朝のルーティーンに欠かせないものがある。
苦くて嫌いだけど、君の淹れるコーヒーは好き。
ミルクも砂糖も入れないで、ブラックを流し込む。
これを飲みたくて、早起きできるようになった。

「おはよう」と言うと「おはよう」と笑ってくれる。
そんな甘さをコーヒーが中和して、僕は仕事に出る。
君と生きるため、今日も頑張ろうと意気込んで。

たった一杯を飲む時間。
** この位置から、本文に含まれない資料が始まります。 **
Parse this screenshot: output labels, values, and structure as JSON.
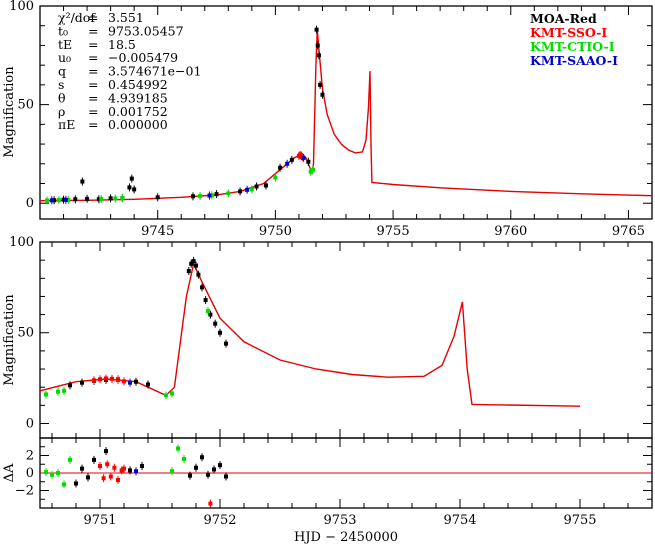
{
  "chart_data": [
    {
      "type": "line",
      "panel": "top",
      "ylabel": "Magnification",
      "xlim": [
        9740.0,
        9766.0
      ],
      "ylim": [
        -8,
        100
      ],
      "xticks": [
        9745,
        9750,
        9755,
        9760,
        9765
      ],
      "yticks": [
        0,
        50,
        100
      ],
      "params": [
        {
          "key": "χ²/dof",
          "value": "3.551"
        },
        {
          "key": "t₀",
          "value": "9753.05457"
        },
        {
          "key": "tE",
          "value": "18.5"
        },
        {
          "key": "u₀",
          "value": "−0.005479"
        },
        {
          "key": "q",
          "value": "3.574671e−01"
        },
        {
          "key": "s",
          "value": "0.454992"
        },
        {
          "key": "θ",
          "value": "4.939185"
        },
        {
          "key": "ρ",
          "value": "0.001752"
        },
        {
          "key": "πE",
          "value": "0.000000"
        }
      ],
      "legend": [
        {
          "name": "MOA-Red",
          "color": "#000000"
        },
        {
          "name": "KMT-SSO-I",
          "color": "#ff0000"
        },
        {
          "name": "KMT-CTIO-I",
          "color": "#00dd00"
        },
        {
          "name": "KMT-SAAO-I",
          "color": "#0000cc"
        }
      ],
      "model": [
        [
          9740.0,
          1.3
        ],
        [
          9742.0,
          1.5
        ],
        [
          9744.0,
          2.0
        ],
        [
          9746.0,
          3.0
        ],
        [
          9747.5,
          4.2
        ],
        [
          9748.5,
          6.0
        ],
        [
          9749.5,
          10.0
        ],
        [
          9750.3,
          18.0
        ],
        [
          9750.8,
          23.0
        ],
        [
          9751.05,
          24.5
        ],
        [
          9751.3,
          23.0
        ],
        [
          9751.55,
          15.5
        ],
        [
          9751.62,
          20.0
        ],
        [
          9751.72,
          70.0
        ],
        [
          9751.78,
          88.0
        ],
        [
          9751.85,
          78.0
        ],
        [
          9752.0,
          58.0
        ],
        [
          9752.2,
          45.0
        ],
        [
          9752.5,
          35.0
        ],
        [
          9752.8,
          30.0
        ],
        [
          9753.1,
          27.0
        ],
        [
          9753.4,
          25.5
        ],
        [
          9753.7,
          26.0
        ],
        [
          9753.85,
          32.0
        ],
        [
          9753.95,
          48.0
        ],
        [
          9754.02,
          67.0
        ],
        [
          9754.06,
          30.0
        ],
        [
          9754.1,
          10.5
        ],
        [
          9755.0,
          9.5
        ],
        [
          9757.0,
          7.8
        ],
        [
          9760.0,
          6.0
        ],
        [
          9763.0,
          4.8
        ],
        [
          9766.0,
          3.8
        ]
      ],
      "series": [
        {
          "name": "MOA-Red",
          "x": [
            9740.6,
            9741.0,
            9741.5,
            9741.8,
            9742.0,
            9742.5,
            9743.0,
            9743.5,
            9743.8,
            9743.9,
            9744.0,
            9745.0,
            9746.5,
            9747.5,
            9748.5,
            9749.2,
            9749.6,
            9750.2,
            9750.7,
            9751.1,
            9751.4,
            9751.75,
            9751.8,
            9751.85,
            9751.9,
            9752.0
          ],
          "y": [
            1.5,
            1.8,
            2.0,
            11.0,
            2.2,
            2.0,
            2.5,
            2.6,
            8.0,
            12.5,
            7.0,
            3.0,
            3.5,
            4.6,
            6.0,
            8.5,
            9.0,
            18.0,
            22.0,
            24.0,
            21.0,
            88.0,
            80.0,
            75.0,
            60.0,
            55.0
          ]
        },
        {
          "name": "KMT-SSO-I",
          "x": [
            9751.0,
            9751.05,
            9751.1,
            9751.15
          ],
          "y": [
            24.0,
            24.5,
            24.2,
            23.5
          ]
        },
        {
          "name": "KMT-CTIO-I",
          "x": [
            9740.3,
            9740.8,
            9741.2,
            9742.6,
            9743.2,
            9743.5,
            9746.8,
            9747.3,
            9748.0,
            9749.0,
            9750.0,
            9751.5,
            9751.6
          ],
          "y": [
            1.4,
            1.6,
            1.7,
            2.1,
            2.4,
            2.6,
            3.6,
            4.0,
            5.0,
            7.0,
            13.0,
            16.0,
            17.0
          ]
        },
        {
          "name": "KMT-SAAO-I",
          "x": [
            9740.5,
            9741.1,
            9747.2,
            9748.8,
            9750.5,
            9751.2
          ],
          "y": [
            1.5,
            1.7,
            3.9,
            6.8,
            20.0,
            23.0
          ]
        }
      ]
    },
    {
      "type": "line",
      "panel": "zoom",
      "ylabel": "Magnification",
      "xlim": [
        9750.5,
        9755.6
      ],
      "ylim": [
        -8,
        100
      ],
      "yticks": [
        0,
        50,
        100
      ],
      "series": [
        {
          "name": "MOA-Red",
          "x": [
            9750.75,
            9750.85,
            9750.95,
            9751.05,
            9751.15,
            9751.3,
            9751.4,
            9751.74,
            9751.76,
            9751.78,
            9751.8,
            9751.82,
            9751.85,
            9751.88,
            9751.92,
            9751.96,
            9752.0,
            9752.05
          ],
          "y": [
            21.0,
            22.5,
            23.5,
            24.0,
            24.3,
            23.0,
            21.5,
            84.0,
            88.0,
            89.5,
            87.0,
            82.0,
            75.0,
            68.0,
            60.0,
            55.0,
            50.0,
            44.0
          ]
        },
        {
          "name": "KMT-SSO-I",
          "x": [
            9750.95,
            9751.0,
            9751.05,
            9751.1,
            9751.15,
            9751.2
          ],
          "y": [
            23.8,
            24.4,
            24.8,
            24.6,
            24.0,
            23.2
          ]
        },
        {
          "name": "KMT-CTIO-I",
          "x": [
            9750.55,
            9750.65,
            9750.7,
            9751.55,
            9751.6,
            9751.9
          ],
          "y": [
            16.0,
            17.5,
            18.0,
            15.5,
            16.5,
            62.0
          ]
        },
        {
          "name": "KMT-SAAO-I",
          "x": [
            9751.25
          ],
          "y": [
            22.5
          ]
        }
      ]
    },
    {
      "type": "scatter",
      "panel": "residuals",
      "xlabel": "HJD − 2450000",
      "ylabel": "ΔA",
      "xlim": [
        9750.5,
        9755.6
      ],
      "ylim": [
        -4,
        4
      ],
      "xticks": [
        9751,
        9752,
        9753,
        9754,
        9755
      ],
      "yticks": [
        -2,
        0,
        2
      ],
      "series": [
        {
          "name": "MOA-Red",
          "x": [
            9750.8,
            9750.85,
            9750.9,
            9750.95,
            9751.05,
            9751.25,
            9751.35,
            9751.75,
            9751.8,
            9751.85,
            9751.9,
            9751.95,
            9752.0,
            9752.05
          ],
          "y": [
            -1.2,
            0.5,
            -0.5,
            1.5,
            2.5,
            0.3,
            0.8,
            -0.3,
            0.6,
            1.8,
            -0.2,
            0.4,
            0.9,
            -0.4
          ]
        },
        {
          "name": "KMT-SSO-I",
          "x": [
            9751.0,
            9751.03,
            9751.06,
            9751.09,
            9751.12,
            9751.15,
            9751.18,
            9751.2,
            9751.92
          ],
          "y": [
            0.8,
            -0.6,
            1.0,
            -0.4,
            0.6,
            -0.8,
            0.3,
            0.5,
            -3.5
          ]
        },
        {
          "name": "KMT-CTIO-I",
          "x": [
            9750.55,
            9750.6,
            9750.65,
            9750.7,
            9750.75,
            9751.6,
            9751.65,
            9751.7
          ],
          "y": [
            0.1,
            -0.2,
            0.0,
            -1.3,
            1.5,
            0.2,
            2.8,
            1.6
          ]
        },
        {
          "name": "KMT-SAAO-I",
          "x": [
            9751.3
          ],
          "y": [
            0.2
          ]
        }
      ]
    }
  ],
  "colors": {
    "model": "#e60000",
    "zero_line": "#e60000"
  }
}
僕と君は食卓を囲んで話をする。
昨日はあんな事があって、今日はこんな事をするの。
楽しそうに弾む声と笑顔から、僕は元気をもらっていた。
それでも、目元に浮かぶ隈に気づいてしまったから。

「おはよう」と言うと「うん」と曖昧に笑う。
「コーヒー飲む?」「……もらおうかな」
それはあまりに苦くて、ちっとも美味しくなかった。

コーヒーなんて本当はどうでもいい。
元より飲む習慣など無かったのだから。
ドリップでも、インスタントでも。
君が淹れたものなら、なんでも嬉しい。だけど。

「コーヒー飲む?」「や、今日はいいや」
「そっか」寂しそうに、沈んだ声で君はつぶやいた。
君の負担になるのなら、朝のコーヒーなんていらない。

翌朝から、君は「コーヒー飲む?」と聞かなくなった。
ドリップもインスタントも無くなって、買うこともない。
僕の「おはよう」に言葉を返すこともしなくなった。
あのコーヒーを恋しいと思うのは自分勝手だろうか。

僕より遅くに眠る君は、今日も先に起きている。